Que peut-il arriver de pire, pour notre monde hyper-connecté, aux ramures imbriquées dans les interdépendances informatiques, commerciales, économiques et politiques, au confort reposant sur des boutons on/off?

Un black out général!

Et l'apocalypse peut alors se déchaîner, de l'hébétude première en cascade d'incidents fatals.

Mais pourquoi le Black out ne touche-t-il que l'Europe? Est-ce réellement un regrettable accident? A-t-on affaire à des terroristes obscurs ou un pays agresseur? Et surtout, comment se sortir de cette situation?

Voici donc les bases de ce roman-catastrophe.

Nous avons tous connu, à un moment ou à un autre, une coupure de courant, plus ou moins brève: la panique de ne plus avoir son petit café dans la minute, de devoir tâtonner en aveugle pour trouver ces put.. de bougies, de grelotter de froid dans sa propre maison, d'avoir l'impression d'être seul au monde, perdu et désoeuvré parce que les écrans sont noirs et la tonalité se perd dans le néant.

Mais en animal social passif et optimiste, nous avons une telle confiance dans le système qu'on se contente de jouer avec les interrupteurs en attendant le miracle de la fée électricité.

Ce pourrait être un scénario tragi-comique en pensant à celui qui se gaussait hier du haut de son building en regardant les petites fourmis que sont les petites gens dans la rue et qui, aujourd'hui, doit se taper des dizaines d'étages pour mettre un pied dehors.

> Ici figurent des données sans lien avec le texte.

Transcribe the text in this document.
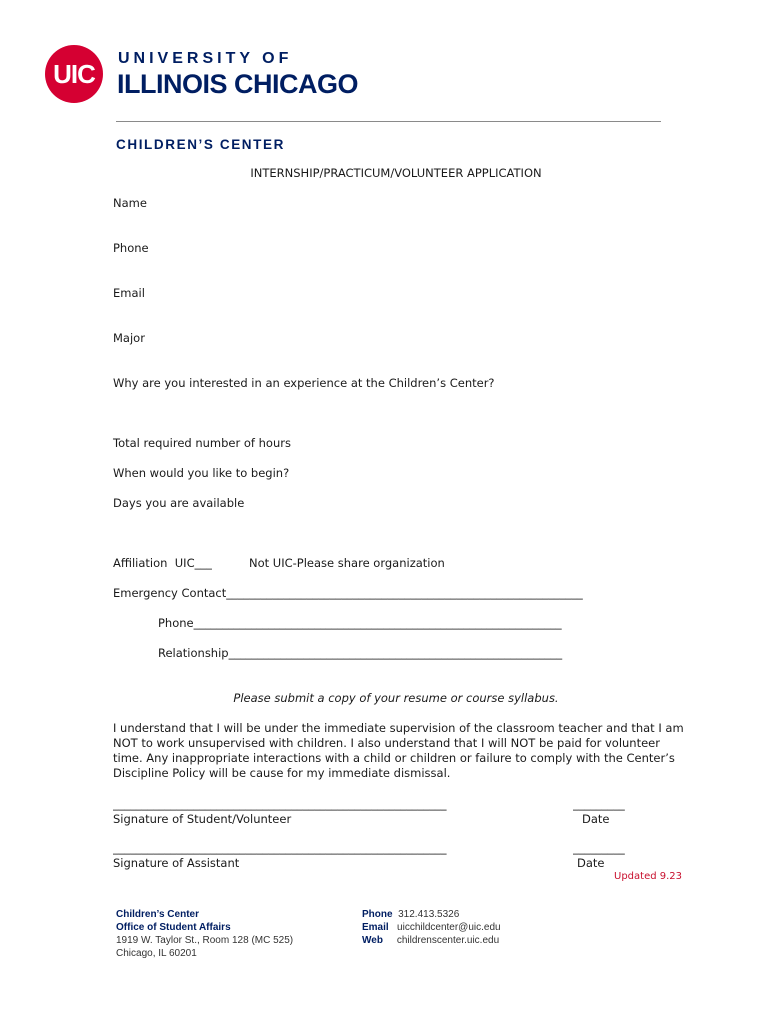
UIC
UNIVERSITY OF
ILLINOIS CHICAGO
CHILDREN’S CENTER
INTERNSHIP/PRACTICUM/VOLUNTEER APPLICATION
Name
Phone
Email
Major
Why are you interested in an experience at the Children’s Center?
Total required number of hours
When would you like to begin?
Days you are available
Affiliation  UIC___	Not UIC-Please share organization
Emergency Contact______________________________________________________________
Phone________________________________________________________________
Relationship__________________________________________________________
Please submit a copy of your resume or course syllabus.
I understand that I will be under the immediate supervision of the classroom teacher and that I am NOT to work unsupervised with children. I also understand that I will NOT be paid for volunteer time. Any inappropriate interactions with a child or children or failure to comply with the Center’s Discipline Policy will be cause for my immediate dismissal.
__________________________________________________________	_________
Signature of Student/Volunteer	Date
__________________________________________________________	_________
Signature of Assistant	Date
Updated 9.23
Children’s Center
Office of Student Affairs
1919 W. Taylor St., Room 128 (MC 525)
Chicago, IL 60201
Phone 312.413.5326
Email uicchildcenter@uic.edu
Web childrenscenter.uic.edu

Mais il n'y a rien de comique quand le robinet ne déverse plus cette eau pompée et acheminée grâce à l'électricité, quand le traitement de ces mêmes eaux est au point mort; quand la chaîne de production, transport et conservation des aliments est bloquée, quand les soignants sont paralysés, quand le froid s'infiltre de partout, quand le carburant est là, sous nos pieds mais inaccessible. Quand les bourses se cassent la gueule, assassinant entreprises et banques. L'ensemble dépendant plus ou moins directement de l'électricité.

J'ai adoré ce roman qui replace l'homme et son choix de vie à son état fragile d'être humain dépendant de la technologie: c'est une bonne claque pour cette engeance arrogante dite « supérieure », vautrée dans le confort, le consumérisme, la facilité et le gaspillage.

Bien entendu, c'est avant tout un drame humain égrené au fil des pages, semé de morts et d'horreur. Mais ici, et spécialement dans la première partie de ce livre, l'auteur ne tombe pas dans le pathos des conséquences individuelles et humaines de l'absence de l'électricité, il met l'accent sur les dangers de l'interdépendance des systèmes informatiques et de communication, sur cette technologie créée par l'homme pour lui faciliter l'existence et qui, présentement, cause sa perte.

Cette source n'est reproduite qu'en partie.